I mentioned obtuse side journals. The most illuminating is the earliest incarnation of “boy”. Later it became more straightforward, but boy’s first entries contained the most emotionally dense words I have ever written. They’re also the most honest, the closest possible approximations to my raw feelings. It looks like I deleted the original posts, but I’d left a private post that collated them all, which I’ve now made public:
Forewarning: They are dark. I make very heavy use of metaphors. Sometimes the proceeding line sheds light on what they mean, and often there are multiple meanings. Reading these back to myself, I found that the most likely explanation of any given line is the one that hits the hardest emotionally. There are frequent references to a fractured identity; suicide; self-destruction; self-harm; and a burning self-hatred. The reality of things — the real truth of my situation — was too hard, too complex, and too unattainable — and so, I hid among those words. I didn’t want to feel, but I felt so much. My mum’s voice echoes within these words, loudly.

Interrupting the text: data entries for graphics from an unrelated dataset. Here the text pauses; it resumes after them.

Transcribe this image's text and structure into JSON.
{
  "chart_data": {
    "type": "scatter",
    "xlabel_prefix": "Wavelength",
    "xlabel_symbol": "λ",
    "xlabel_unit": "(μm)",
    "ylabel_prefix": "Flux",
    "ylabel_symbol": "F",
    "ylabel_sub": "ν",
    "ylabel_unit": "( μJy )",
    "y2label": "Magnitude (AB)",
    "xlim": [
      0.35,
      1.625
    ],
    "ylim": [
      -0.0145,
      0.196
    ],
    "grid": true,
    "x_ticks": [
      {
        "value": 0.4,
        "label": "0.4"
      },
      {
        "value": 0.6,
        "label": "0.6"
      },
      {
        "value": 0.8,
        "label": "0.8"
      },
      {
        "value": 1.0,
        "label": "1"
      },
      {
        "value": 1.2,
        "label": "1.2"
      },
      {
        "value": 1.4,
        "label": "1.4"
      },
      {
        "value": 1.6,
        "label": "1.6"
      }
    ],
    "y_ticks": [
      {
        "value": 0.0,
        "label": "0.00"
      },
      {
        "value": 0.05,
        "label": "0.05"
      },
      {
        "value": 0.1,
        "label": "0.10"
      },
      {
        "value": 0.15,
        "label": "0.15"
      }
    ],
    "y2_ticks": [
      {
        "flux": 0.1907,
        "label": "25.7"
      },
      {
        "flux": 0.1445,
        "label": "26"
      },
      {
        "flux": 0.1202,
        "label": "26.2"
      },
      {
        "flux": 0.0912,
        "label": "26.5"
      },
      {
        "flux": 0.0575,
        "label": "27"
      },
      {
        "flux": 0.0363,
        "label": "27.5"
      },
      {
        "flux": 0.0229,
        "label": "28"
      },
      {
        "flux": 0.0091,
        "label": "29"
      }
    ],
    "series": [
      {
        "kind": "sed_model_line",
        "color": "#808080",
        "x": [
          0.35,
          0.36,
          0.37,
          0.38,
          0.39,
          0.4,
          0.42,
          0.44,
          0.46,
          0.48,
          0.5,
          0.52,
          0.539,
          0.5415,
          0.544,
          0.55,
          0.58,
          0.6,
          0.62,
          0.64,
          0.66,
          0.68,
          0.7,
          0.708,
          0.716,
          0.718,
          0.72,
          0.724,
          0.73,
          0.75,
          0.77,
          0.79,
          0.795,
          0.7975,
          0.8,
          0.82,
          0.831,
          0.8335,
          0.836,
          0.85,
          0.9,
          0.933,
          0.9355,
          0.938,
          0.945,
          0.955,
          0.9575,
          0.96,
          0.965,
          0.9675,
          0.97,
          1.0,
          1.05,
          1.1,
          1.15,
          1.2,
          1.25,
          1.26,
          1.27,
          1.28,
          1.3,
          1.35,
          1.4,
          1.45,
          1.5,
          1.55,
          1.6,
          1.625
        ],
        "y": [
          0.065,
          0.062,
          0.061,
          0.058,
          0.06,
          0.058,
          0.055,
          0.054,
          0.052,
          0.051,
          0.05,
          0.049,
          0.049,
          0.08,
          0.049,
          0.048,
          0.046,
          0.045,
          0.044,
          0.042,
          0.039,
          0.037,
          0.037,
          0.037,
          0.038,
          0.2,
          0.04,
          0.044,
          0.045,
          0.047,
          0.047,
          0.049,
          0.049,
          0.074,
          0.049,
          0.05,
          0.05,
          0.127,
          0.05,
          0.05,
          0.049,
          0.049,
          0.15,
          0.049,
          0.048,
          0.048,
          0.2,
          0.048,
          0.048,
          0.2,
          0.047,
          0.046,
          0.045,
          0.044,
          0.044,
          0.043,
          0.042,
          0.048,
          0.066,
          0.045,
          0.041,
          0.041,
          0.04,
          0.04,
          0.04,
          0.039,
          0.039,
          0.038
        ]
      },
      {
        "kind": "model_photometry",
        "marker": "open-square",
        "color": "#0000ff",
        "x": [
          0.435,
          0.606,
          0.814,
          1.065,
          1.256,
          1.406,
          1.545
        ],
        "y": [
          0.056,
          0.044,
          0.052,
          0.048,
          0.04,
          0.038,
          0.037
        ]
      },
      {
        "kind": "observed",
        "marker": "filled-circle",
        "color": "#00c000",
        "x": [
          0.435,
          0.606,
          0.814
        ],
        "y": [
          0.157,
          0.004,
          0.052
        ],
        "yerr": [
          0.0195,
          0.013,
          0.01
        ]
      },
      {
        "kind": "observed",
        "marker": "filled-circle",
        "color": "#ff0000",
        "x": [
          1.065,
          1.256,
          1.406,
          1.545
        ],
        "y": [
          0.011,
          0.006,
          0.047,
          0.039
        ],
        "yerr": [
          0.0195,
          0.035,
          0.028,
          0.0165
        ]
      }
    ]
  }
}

The characters I reference are, as far as I can tell or remember, parts of me: Parts I could feel slipping; parts I didn’t like; angry parts; hurt parts. “She”, I think, refers to the fading ember of love and hope within me, as do the references to physical comfort — but even then, I wrote with anger against those parts of me.
I became a fractured person, each journal an attempt to either capture and sustain a dying part of me, or to deal with the new selves that were emerging, and the new conflicts they presented in my mind.